For most of her adult life, Charlotte moved among the wealthy and elite, and counted prime ministers, business executives, university presidents and movie stars among her friends, but she always identified herself as Charlotte Martin from Montana. She was “an original”, outspoken and non-conformist, one of the first women to wear (elegant) pants suits in the nation’s capitol. The Martins were avid sports fans. Charlotte played basketball, volleyball, tennis and soccer in high school; Dan was an owner of the Los Angeles Rams. The couple funded Martin Stadium and Academic Complex at Washington State University, Pullman, and named it for Dan’s father. Charlotte expanded the Student Athletic Center that now bears her name at Gonzaga University, Spokane. They also endowed scholarships at both Universities, and supported young people in artistic, academic and athletic enterprises.
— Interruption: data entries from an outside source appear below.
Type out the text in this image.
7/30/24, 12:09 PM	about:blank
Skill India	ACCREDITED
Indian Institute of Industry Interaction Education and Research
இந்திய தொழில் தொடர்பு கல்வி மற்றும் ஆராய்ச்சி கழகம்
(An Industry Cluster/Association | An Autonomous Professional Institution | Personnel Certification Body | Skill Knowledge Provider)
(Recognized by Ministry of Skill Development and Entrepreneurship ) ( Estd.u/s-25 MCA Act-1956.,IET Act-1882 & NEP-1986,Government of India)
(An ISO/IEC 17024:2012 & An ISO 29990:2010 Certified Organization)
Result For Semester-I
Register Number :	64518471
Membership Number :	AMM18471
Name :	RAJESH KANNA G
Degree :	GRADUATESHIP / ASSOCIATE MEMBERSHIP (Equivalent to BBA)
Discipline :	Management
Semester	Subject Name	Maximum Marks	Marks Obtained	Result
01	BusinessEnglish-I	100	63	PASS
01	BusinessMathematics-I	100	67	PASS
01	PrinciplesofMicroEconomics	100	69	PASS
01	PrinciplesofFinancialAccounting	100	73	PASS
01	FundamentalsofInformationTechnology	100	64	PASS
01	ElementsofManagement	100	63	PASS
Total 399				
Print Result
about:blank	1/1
Charlotte had a deep commitment to youth: “I’m interested in young people and their education. There’s a great deal that needs to be done on their behalf, and unless private individuals step forward and offer their help, it won’t get done.”

One Charlotte legend (there are many) tells that Charlotte sent Dan out to buy her a little fishing cabin in Montana, and Dan came home with a private island and eleven bedroom lodge in the Canadian San Juans. Gooch Island has one hundred heavily-forested acres, with coves and cliffs, sand beaches and winding trails. On the island Charlotte enjoyed playing with family, arranging and painting flowers, exploring the magnificent natural setting, and having the opportunity to take her friends fishing– friends like John Wayne, Senator Henry “Scoop” Jackson, and California Governor Pat Brown.

When Dan died in 1976, Charlotte carried on with his philanthropic interests, and developed her own. She died in 1987 and her memorial service was on Gooch Island. Shortly before her death, she set up the Charlotte Y. Martin Foundation to ensure continued support of the causes she cared about: Culture, athletics and education for youth, and protection of wildlife and habitat. Around that time, someone asked why she was so generous with her money, she said “When the man up there calls you, you got to put your boots on and go… And there ain’t no pockets in them shrouds.”